Também é argumentista de ficção para televisão. Esse registo influencia a sua escrita literária?
Não creio. Sou um escritor de romances (já escrevera vários antes de começar a escrever para televisão) mas pertenço a uma geração que começou a escrever contaminada pela imagem, fossem séries de televisão como A Balada de Hill Street, o cinema ou o MTV. Provavelmente este universo está para nós como os romances de cavalaria estavam para o Cervantes. Eu próprio sou muito visual, há quem diga, não sei se é verdade ou não, que os homens são muito mais visuais do que a mulheres, mas quando estou a escrever o que eu quero é sentir-me na época e no espaço em que se passa a história e passar essa sensação ao leitor.

A música pop/rock também está muito presente neste livro. Há até uma personagem, Frederico, para quem criou um canal no Spotify.
A música está muito presente no livro porque também o esteve no próprio 25 de Abril. E depois esteve muito presente na nossa formação: Eu lembro-me de passar férias em casa da minha avó e estar à espera de um certo programa na rádio. Às vezes gravavamos em cassetes e ficavamos muito irritados quando o locutor falava por cima da música. Para o Frederico, a música faz parte da procura de uma identidade entre mulheres tão fortes. Antes do 25 de Abril, era também uma forma de insurreição, porque ele tinha discos proibidos.

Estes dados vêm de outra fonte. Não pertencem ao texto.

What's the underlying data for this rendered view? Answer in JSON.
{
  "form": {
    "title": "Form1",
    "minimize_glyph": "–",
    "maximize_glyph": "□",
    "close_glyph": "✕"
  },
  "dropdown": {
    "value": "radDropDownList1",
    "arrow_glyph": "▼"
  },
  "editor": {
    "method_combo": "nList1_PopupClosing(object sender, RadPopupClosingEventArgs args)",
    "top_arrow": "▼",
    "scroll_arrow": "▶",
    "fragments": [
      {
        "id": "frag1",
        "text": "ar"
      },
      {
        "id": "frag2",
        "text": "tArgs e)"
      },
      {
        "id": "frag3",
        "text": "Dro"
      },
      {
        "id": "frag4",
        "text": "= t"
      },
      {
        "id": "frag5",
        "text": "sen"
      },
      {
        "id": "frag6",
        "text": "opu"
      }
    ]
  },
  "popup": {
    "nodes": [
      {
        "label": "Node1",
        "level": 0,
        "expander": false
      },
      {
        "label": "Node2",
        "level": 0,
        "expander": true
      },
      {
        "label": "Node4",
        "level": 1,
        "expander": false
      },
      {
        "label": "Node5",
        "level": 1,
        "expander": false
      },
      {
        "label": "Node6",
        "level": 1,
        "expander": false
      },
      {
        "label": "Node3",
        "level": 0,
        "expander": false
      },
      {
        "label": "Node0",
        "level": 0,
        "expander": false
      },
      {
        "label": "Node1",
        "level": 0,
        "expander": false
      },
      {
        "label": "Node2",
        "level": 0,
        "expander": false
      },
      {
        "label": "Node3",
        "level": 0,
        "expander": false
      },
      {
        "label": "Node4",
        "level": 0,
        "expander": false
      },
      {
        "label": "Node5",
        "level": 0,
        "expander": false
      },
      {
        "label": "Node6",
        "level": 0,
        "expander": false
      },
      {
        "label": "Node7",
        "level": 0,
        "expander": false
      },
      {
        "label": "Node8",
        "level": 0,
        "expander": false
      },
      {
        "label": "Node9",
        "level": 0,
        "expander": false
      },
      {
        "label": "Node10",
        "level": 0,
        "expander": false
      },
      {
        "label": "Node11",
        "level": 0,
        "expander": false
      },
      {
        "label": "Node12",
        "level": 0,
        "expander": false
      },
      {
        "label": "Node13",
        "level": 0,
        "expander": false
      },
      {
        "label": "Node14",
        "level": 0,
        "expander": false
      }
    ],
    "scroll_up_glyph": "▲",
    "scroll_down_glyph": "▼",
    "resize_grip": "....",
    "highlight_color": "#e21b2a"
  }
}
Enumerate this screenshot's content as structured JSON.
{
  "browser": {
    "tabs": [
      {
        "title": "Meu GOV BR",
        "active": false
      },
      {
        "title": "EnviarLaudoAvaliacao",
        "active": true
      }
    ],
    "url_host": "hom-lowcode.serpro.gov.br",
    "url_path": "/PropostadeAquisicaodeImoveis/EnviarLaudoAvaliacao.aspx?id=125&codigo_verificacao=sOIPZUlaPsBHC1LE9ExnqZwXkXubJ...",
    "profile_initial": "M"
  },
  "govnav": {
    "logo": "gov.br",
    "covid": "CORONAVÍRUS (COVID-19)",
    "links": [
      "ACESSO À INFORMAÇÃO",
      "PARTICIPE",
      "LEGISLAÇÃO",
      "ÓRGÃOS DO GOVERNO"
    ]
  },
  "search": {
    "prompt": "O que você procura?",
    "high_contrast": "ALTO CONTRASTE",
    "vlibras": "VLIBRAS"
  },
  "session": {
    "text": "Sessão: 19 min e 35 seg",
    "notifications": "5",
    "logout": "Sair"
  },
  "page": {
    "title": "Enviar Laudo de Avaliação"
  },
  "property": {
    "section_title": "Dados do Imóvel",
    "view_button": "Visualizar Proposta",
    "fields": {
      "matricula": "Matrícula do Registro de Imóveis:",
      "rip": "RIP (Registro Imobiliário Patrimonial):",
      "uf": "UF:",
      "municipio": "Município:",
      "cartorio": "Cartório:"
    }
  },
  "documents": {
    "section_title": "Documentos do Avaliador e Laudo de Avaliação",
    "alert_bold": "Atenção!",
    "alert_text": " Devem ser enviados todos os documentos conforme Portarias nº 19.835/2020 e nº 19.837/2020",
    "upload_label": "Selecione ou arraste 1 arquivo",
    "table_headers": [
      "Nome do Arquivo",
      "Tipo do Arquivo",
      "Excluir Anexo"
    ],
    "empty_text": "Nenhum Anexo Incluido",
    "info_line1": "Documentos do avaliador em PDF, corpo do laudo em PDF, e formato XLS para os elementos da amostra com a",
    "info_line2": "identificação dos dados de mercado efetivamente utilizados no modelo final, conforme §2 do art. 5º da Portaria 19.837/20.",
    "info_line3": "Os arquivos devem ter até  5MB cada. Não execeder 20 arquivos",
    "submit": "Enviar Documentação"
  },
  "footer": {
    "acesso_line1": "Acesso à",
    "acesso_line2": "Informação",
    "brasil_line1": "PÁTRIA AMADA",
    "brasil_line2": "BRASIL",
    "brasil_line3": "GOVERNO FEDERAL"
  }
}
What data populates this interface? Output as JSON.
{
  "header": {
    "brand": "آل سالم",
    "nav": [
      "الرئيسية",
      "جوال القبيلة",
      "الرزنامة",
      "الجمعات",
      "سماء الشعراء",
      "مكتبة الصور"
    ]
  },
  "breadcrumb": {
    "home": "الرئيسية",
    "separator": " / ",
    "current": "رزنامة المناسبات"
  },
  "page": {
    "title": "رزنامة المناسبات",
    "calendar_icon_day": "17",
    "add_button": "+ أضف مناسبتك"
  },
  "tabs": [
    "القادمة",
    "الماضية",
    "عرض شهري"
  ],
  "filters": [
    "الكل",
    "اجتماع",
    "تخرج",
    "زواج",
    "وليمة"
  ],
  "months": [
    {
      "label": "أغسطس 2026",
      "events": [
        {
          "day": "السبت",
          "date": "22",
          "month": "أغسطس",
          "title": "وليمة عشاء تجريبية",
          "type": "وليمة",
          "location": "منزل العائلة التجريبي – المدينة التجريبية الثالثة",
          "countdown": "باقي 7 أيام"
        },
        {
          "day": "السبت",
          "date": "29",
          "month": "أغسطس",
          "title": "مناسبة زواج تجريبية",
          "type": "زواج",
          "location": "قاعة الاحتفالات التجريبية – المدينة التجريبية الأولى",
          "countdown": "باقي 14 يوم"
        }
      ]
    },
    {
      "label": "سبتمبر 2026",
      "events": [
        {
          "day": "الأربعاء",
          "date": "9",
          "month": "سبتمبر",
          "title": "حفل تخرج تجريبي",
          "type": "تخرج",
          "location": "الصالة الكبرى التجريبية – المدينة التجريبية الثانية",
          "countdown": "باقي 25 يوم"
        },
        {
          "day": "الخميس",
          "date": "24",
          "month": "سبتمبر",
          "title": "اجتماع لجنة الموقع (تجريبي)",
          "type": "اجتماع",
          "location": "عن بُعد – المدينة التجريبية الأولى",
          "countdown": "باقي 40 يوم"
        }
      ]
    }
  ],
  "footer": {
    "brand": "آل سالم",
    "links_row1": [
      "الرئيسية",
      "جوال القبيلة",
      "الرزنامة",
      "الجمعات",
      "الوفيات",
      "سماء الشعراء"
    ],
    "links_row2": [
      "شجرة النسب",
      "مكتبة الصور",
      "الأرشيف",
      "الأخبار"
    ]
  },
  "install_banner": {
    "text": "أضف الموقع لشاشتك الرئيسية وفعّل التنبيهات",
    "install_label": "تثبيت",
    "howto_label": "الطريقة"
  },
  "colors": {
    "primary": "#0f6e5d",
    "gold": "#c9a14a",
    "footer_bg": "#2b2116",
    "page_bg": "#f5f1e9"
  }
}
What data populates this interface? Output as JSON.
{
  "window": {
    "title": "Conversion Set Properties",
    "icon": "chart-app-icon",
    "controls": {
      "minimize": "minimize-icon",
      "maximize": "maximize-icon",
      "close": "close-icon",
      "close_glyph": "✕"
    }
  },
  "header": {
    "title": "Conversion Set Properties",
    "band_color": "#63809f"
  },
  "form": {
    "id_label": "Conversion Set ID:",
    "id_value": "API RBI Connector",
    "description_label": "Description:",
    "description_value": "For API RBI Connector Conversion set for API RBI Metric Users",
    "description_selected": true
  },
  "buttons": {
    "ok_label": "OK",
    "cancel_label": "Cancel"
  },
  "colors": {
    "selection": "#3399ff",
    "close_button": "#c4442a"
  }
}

Nasceu depois do 25 de Abril. Que histórias ouviu em casa?
A minha família não era muito politizada. O meu pai estava emigrado em França e conta que quando entrou no escritório, os colegas lhe disseram que estava a haver uma revolução em Portugal e ele não acreditou, não achava que fosse possível. Voltou a Portugal pouco depois. No meu caso pessoal, posso dizer que tenho uma relação muito emocional e de enorme gratidão com o 25 de Abril. Este ano, nessa data, eu estava em Barcelona a falar com leitores, e a minha mulher mandou-me uma fotografia do nosso filho, que tem dois anos, a pintar a palavra liberdade. Aquilo emocionou-me imenso. Sinto mesmo uma dívida de gratidão para com as pessoas que fizeram o 25 de Abril, não apenas os militares, que são os principais responsáveis e que arriscaram a vida, mas também as pessoas que saíram em massa para a rua e ocuparam as ruas de Lisboa.

Apesar dos comunicados a apelar precisamente para que ficassem em casa...
Desobedeceram, não sabendo qual seria o desfecho da revolução. Houve uma adesão popular tremenda, que se repetiu um ano depois com as primeiras eleições livres. Hoje estou convencido de que o 25 de Abril não era de esquerda ou de direita, tinha como objetivo pôr fim a uma tirania e a uma guerra colonial.